A few months back one of my colleagues sent me the following email:

Dear dismal scientists (all you econ prof’s too)

I am happy to report that after going to my tax accountant Wed night, this dismal scientist reduced his tax burden by $12,000 by divorcing the love of my life  (I was expecting as high as 15K)
As a result, we will be sending you postcards from Hawaii, Fl or where ever.  The only downside is that when we get re-married, Leslie wants a destination wedding.  I told her that Lawrence is a destination.  She had no sense of humor.


And here’s Justin Wolfers:

Because Betsey and I earn similar incomes, we would pay a marriage penalty.  The U.S. has a household-based taxation system which subsidizes married families when one person stays home and taxes most people extra if they choose to marry and both work full-time.  The average tax cost of marriage for a dual-income couple is $1,500 annually.  When our accountant ran the numbers for us a few years back we discovered marriage would cost us substantially more.  I love Betsey and all, but is the marriage certificate worth thousands of dollars annually?  I can love her plenty without the certificate.  But this isn’t just about a bean-counter saving his beans.  Truth is, I find it offensive that the tax man treats me differently according to a  very private decision””whether I marry or not.  And so I prefer to remain unmarried, at least in the eyes of the tax man.

I agree with Wolfers, and yet I am married.  Can you guess why?

By the way, both the Dems and GOP support me and my wife having to pay far more in taxes than Wolfers and his partner–even with identical incomes.  It’s not even controversial in Washington.  And yet nearly 100% of Americans are outraged when they find out about the marriage penalty.   Most don’t even know why it exists, why their reps support it.

Just one more reason why academics should pay no attention to “public opinion” polls.  There is no such things as public opinion, there is only election results.  No one knows what Americans would believe about Medicare if that sat down with all the government programs and tax revenues in a spreadsheet front of them, and told they had to equate the NPV of all future taxes with the NPV of all future spending.  We simply don’t know.  And anyone who argues otherwise isn’t thinking deeply enough about the issue.

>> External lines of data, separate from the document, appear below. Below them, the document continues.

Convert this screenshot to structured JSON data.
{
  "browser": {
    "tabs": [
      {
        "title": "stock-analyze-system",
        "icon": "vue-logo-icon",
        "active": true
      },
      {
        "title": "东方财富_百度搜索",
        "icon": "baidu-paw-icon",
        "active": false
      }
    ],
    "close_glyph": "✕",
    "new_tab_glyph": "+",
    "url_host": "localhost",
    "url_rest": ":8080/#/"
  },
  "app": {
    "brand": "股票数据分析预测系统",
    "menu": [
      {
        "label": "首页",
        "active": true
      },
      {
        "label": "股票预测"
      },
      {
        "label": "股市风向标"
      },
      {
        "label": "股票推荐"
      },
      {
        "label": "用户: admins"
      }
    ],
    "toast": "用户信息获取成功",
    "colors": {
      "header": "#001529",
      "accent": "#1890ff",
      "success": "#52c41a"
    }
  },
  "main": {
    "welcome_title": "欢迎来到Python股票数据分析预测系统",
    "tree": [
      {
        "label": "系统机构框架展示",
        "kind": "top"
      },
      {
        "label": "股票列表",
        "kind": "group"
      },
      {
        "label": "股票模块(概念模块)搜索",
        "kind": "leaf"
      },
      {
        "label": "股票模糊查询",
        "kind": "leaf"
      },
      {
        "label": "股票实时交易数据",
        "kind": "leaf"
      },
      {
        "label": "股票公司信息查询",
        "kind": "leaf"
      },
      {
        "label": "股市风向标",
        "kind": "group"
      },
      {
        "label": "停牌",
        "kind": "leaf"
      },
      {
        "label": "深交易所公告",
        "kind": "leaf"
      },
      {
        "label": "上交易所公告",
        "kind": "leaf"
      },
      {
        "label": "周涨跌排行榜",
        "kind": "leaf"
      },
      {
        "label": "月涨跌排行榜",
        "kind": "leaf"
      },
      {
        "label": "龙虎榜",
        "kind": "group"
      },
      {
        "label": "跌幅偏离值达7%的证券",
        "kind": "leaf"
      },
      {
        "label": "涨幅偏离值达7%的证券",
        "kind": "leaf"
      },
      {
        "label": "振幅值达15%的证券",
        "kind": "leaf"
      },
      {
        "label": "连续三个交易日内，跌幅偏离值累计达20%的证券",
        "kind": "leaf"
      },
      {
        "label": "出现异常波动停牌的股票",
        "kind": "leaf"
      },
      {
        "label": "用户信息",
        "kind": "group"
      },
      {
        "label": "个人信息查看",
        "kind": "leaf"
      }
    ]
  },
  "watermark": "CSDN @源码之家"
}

Whether you want more or less money spent on Medicare, I guarantee that I can frame a poll question that gets the result you want.

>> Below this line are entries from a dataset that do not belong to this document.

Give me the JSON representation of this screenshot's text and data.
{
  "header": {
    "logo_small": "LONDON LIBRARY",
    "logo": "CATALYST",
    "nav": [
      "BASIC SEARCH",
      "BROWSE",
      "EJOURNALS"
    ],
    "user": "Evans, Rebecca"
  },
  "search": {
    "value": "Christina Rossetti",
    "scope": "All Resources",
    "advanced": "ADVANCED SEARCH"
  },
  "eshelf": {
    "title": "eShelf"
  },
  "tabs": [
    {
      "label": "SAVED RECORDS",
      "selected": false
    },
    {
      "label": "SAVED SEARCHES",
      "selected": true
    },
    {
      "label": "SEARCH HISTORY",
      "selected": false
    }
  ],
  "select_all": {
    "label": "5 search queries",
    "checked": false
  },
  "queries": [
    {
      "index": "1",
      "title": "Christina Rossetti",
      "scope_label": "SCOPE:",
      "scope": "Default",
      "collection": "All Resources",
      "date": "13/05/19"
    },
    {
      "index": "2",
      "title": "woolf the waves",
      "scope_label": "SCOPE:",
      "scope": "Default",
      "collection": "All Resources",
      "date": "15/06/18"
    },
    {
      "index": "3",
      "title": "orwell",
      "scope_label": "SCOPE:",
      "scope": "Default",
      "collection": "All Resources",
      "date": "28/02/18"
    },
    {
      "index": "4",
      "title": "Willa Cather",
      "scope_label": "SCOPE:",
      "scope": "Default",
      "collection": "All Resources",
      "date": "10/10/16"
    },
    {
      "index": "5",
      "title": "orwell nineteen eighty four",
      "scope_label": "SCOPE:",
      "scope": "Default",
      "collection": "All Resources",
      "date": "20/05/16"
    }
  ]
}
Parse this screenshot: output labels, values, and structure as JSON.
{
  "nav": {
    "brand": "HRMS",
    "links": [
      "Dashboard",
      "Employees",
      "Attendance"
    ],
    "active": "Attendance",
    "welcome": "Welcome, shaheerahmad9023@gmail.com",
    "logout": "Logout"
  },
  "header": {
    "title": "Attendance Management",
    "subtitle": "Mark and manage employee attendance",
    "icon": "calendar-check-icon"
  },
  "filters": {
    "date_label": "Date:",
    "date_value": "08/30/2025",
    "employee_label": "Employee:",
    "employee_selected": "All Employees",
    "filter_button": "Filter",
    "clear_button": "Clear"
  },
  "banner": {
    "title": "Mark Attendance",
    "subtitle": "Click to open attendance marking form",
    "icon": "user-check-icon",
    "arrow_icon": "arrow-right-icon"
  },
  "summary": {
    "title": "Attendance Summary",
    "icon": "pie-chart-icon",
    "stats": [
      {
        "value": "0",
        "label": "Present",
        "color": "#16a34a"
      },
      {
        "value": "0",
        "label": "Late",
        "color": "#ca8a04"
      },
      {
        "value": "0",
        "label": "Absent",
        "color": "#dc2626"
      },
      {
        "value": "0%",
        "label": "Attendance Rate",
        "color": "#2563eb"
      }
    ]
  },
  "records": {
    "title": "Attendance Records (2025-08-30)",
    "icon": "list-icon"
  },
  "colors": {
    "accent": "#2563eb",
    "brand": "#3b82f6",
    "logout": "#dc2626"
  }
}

Faulty arguments for the marriage penalty

I was surprised that a number of commenters actually defended the marriage penalty in the comment section of my recent tirade.  I thought it worth driving a nail into the coffin of one particularly popular but fallacious argument.

Some commenters argued something to the effect that “two can live almost as cheaply as one” (or more specifically at less than double the cost of one.)  First let’s consider someone born with the love of the sea.  It leads him to buy a sailboat as an adult. As a result, he has less income to spend on food, clothing, and shelter than the typical guy.  Should he pay a lower income tax rate, to compensate for his unusually high living expenses?

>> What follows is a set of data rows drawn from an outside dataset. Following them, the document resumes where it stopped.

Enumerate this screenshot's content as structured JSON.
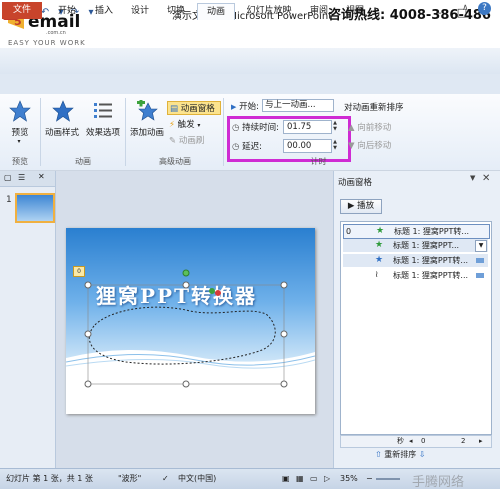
{
  "watermark": {
    "logo_text": "email",
    "logo_sub": ".com.cn",
    "tagline": "EASY YOUR WORK",
    "hotline": "咨询热线: 4008-386-486",
    "bottom_text": "手腾网络"
  },
  "window": {
    "title": "演示文稿1 - Microsoft PowerPoint",
    "app_icon": "P"
  },
  "tabs": [
    {
      "label": "文件"
    },
    {
      "label": "开始"
    },
    {
      "label": "插入"
    },
    {
      "label": "设计"
    },
    {
      "label": "切换"
    },
    {
      "label": "动画"
    },
    {
      "label": "幻灯片放映"
    },
    {
      "label": "审阅"
    },
    {
      "label": "视图"
    }
  ],
  "active_tab": "动画",
  "ribbon": {
    "preview": {
      "button": "预览",
      "group": "预览"
    },
    "animation": {
      "style_button": "动画样式",
      "effect_button": "效果选项",
      "group": "动画"
    },
    "advanced": {
      "add_button": "添加动画",
      "pane_button": "动画窗格",
      "trigger_button": "触发",
      "painter_button": "动画刷",
      "group": "高级动画"
    },
    "timing": {
      "start_label": "开始:",
      "start_value": "与上一动画...",
      "duration_label": "持续时间:",
      "duration_value": "01.75",
      "delay_label": "延迟:",
      "delay_value": "00.00",
      "reorder_title": "对动画重新排序",
      "move_earlier": "向前移动",
      "move_later": "向后移动",
      "group": "计时"
    }
  },
  "thumbnails": {
    "slide_number": "1"
  },
  "slide": {
    "title": "狸窝PPT转换器",
    "anim_tag": "0"
  },
  "animation_pane": {
    "title": "动画窗格",
    "play": "播放",
    "items": [
      {
        "num": "0",
        "text": "标题 1: 狸窝PPT转...",
        "icon": "star-effect-icon"
      },
      {
        "num": "",
        "text": "标题 1: 狸窝PPT...",
        "icon": "star-effect-icon"
      },
      {
        "num": "",
        "text": "标题 1: 狸窝PPT转...",
        "icon": "star-effect-icon"
      },
      {
        "num": "",
        "text": "标题 1: 狸窝PPT转...",
        "icon": "motion-path-icon"
      }
    ],
    "timeline_second_label": "秒",
    "timeline_start": "0",
    "timeline_end": "2",
    "reorder_label": "重新排序"
  },
  "statusbar": {
    "slide_info": "幻灯片 第 1 张，共 1 张",
    "theme": "\"波形\"",
    "language": "中文(中国)",
    "zoom": "35%"
  }
}
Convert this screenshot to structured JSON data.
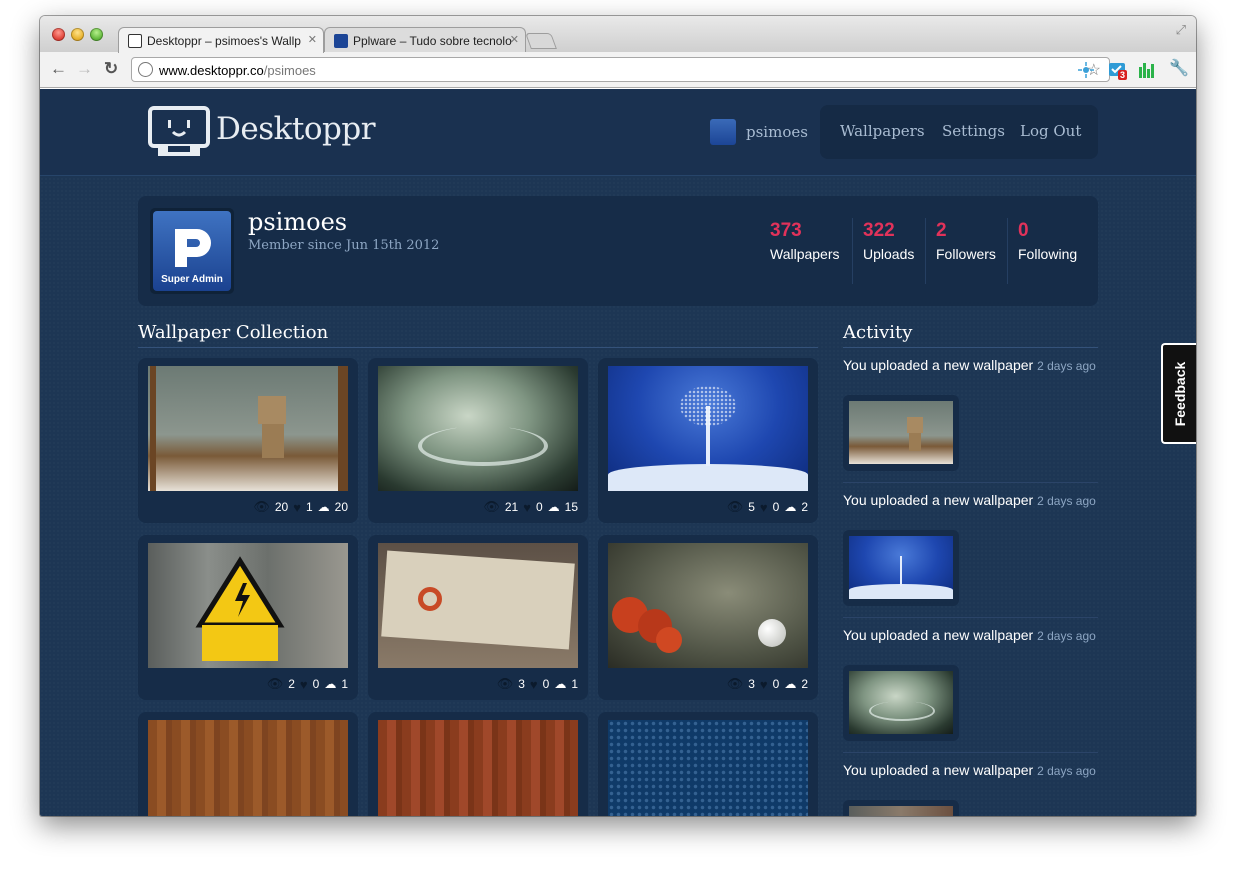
{
  "browser": {
    "tabs": [
      {
        "title": "Desktoppr – psimoes's Wallp",
        "active": true
      },
      {
        "title": "Pplware – Tudo sobre tecnolo",
        "active": false
      }
    ],
    "url_host": "www.desktoppr.co",
    "url_path": "/psimoes",
    "extension_badge": "3"
  },
  "site": {
    "logo_text": "Desktoppr",
    "user": "psimoes",
    "nav": [
      "Wallpapers",
      "Settings",
      "Log Out"
    ]
  },
  "profile": {
    "name": "psimoes",
    "member_since": "Member since Jun 15th 2012",
    "avatar_label": "Super Admin",
    "stats": [
      {
        "value": "373",
        "label": "Wallpapers"
      },
      {
        "value": "322",
        "label": "Uploads"
      },
      {
        "value": "2",
        "label": "Followers"
      },
      {
        "value": "0",
        "label": "Following"
      }
    ]
  },
  "collection": {
    "title": "Wallpaper Collection",
    "items": [
      {
        "views": "20",
        "likes": "1",
        "saves": "20"
      },
      {
        "views": "21",
        "likes": "0",
        "saves": "15"
      },
      {
        "views": "5",
        "likes": "0",
        "saves": "2"
      },
      {
        "views": "2",
        "likes": "0",
        "saves": "1"
      },
      {
        "views": "3",
        "likes": "0",
        "saves": "1"
      },
      {
        "views": "3",
        "likes": "0",
        "saves": "2"
      },
      {},
      {},
      {}
    ]
  },
  "activity": {
    "title": "Activity",
    "items": [
      {
        "text": "You uploaded a new wallpaper",
        "time": "2 days ago"
      },
      {
        "text": "You uploaded a new wallpaper",
        "time": "2 days ago"
      },
      {
        "text": "You uploaded a new wallpaper",
        "time": "2 days ago"
      },
      {
        "text": "You uploaded a new wallpaper",
        "time": "2 days ago"
      }
    ]
  },
  "feedback_label": "Feedback",
  "colors": {
    "accent": "#e1325a",
    "page_bg": "#1d3654",
    "panel_bg": "#162c48"
  }
}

Now consider six young professional women.  Three are picky misanthropes who don’t like sharing bathrooms and kitchen counterspace with other women.  The other three women share a three bedroom apartment, thus having lower per person shelter costs.  How should we think about this situation?

Most people would say that the three women living alone are free to share an apartment with others if they wish, and thus must derive lots of utility of having their own private place.  I can certainly understand that, I was a picky misanthrope who lived alone for more than 15 years.  I can’t image anyone saying there should be different tax forms for the three women sharing an apartment, and that they should pay a higher tax rate than the other three.  Indeed, I don’t think people would want that to occur even if the government could costlessly ascertain who is living alone and who is not.  So why all the arguments for the marriage penalty based on the notion that it is cheaper to share an apartment with others?  I don’t get it.